Elena died nine months after Ava ran. The official cause was listed as cancer, aggressive, untreatable, a tragedy. I attended the small funeral, expressed my condolences to the few staff members who'd grown fond of her, and had her ashes scattered in the garden where she used to watch Ava play.
My sons never knew. They thought it was simply bad luck, a cruel twist of fate that had taken the woman who'd been like an aunt to them for so many years. They grieved, in their way, and then they moved on. I told them to keep searching for Ava. Told them their Omega was out there somewhere, suffering without them, dying slowly without the bond she needed to survive. I didn't tell them that I'd already extracted my price for her rebellion from her mother's failing body.

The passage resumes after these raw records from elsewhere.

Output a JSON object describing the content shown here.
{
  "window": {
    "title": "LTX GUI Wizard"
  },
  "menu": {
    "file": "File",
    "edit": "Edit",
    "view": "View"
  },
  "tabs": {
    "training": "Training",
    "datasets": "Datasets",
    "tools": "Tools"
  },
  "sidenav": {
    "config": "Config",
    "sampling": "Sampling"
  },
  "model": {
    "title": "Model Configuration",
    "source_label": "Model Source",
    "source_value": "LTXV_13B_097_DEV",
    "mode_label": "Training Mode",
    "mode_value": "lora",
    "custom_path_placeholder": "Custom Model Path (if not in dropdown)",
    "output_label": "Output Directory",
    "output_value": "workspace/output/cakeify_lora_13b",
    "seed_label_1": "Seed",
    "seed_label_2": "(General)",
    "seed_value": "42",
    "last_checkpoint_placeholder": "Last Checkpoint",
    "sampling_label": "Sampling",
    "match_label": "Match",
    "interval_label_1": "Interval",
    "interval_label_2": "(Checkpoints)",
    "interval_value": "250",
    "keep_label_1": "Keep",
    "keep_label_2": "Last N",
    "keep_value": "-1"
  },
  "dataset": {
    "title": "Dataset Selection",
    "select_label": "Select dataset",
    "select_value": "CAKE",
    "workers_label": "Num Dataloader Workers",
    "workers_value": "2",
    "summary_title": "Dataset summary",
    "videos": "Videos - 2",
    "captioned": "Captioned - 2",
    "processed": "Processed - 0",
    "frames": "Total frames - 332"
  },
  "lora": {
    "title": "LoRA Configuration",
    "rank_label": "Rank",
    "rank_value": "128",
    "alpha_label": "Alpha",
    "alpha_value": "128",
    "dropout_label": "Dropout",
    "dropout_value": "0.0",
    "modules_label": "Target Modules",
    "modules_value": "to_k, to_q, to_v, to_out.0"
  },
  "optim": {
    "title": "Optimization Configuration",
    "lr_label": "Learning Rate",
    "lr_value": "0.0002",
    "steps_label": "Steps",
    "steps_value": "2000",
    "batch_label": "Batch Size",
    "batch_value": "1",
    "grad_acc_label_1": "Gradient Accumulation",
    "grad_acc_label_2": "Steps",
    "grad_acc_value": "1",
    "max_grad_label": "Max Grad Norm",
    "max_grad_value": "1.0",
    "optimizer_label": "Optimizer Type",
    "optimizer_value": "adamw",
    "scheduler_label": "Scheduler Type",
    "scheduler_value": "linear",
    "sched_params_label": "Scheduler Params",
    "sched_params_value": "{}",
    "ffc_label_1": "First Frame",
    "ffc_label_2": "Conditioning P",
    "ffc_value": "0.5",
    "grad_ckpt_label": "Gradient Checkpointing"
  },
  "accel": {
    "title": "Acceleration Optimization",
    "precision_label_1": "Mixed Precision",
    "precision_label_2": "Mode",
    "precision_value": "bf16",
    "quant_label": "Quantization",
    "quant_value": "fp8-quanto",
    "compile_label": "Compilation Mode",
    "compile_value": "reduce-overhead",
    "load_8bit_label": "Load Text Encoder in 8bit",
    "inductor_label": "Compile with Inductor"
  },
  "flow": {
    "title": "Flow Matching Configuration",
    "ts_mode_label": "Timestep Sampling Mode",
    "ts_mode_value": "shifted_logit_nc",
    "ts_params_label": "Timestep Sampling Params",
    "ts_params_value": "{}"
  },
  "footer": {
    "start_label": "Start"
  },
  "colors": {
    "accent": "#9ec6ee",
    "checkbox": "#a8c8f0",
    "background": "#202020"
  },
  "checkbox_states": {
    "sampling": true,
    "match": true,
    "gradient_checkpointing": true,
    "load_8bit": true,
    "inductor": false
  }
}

Some things a father keeps to himself.
I knew, of course, that my sons were using Harper family resources to track her. The private investigators, the surveillance networks, the digital footprint analysis — they thought they were being clever, hiding their obsession from me, but nothing happened with Harper money that I didn't know about. I allowed it. Encouraged it, even, in my subtle way. Their desperation to find her only strengthened their bond to each other, united them in common purpose. And when they finally caught her — and they would catch her, I had no doubt — they would be ready.
In the meantime, I had my own ways of finding people.
It took my team three months to track down Ava's phone number. She'd been careful, I'll give her that — burner phones, cash transactions, no fixed address. But everyone slips eventually. A single credit card charge at a pharmacy in Ohio, and we had her.
I called her myself the day Elena died. Sat in this very study, whiskey in hand, and dialed the number my people had provided.
She answered on the fourth ring, her voice wary and tight. "Hello?"
"Avalon," I said, keeping my tone gentle, sorrowful, the voice of a grieving family friend delivering terrible news. "It's David Harper. I'm so sorry to call you like this, but I thought you should know — your mother passed away this morning."
Silence on the other end. I could hear her breathing, quick and shallow, and could almost see the color draining from her face.
"What?" she finally managed, her voice barely a whisper.
"Cancer," I said, letting the lie roll smoothly off my tongue. "It was aggressive. By the time the doctors caught it, there was nothing they could do. She went peacefully, in her sleep. She wasn't in pain at the end."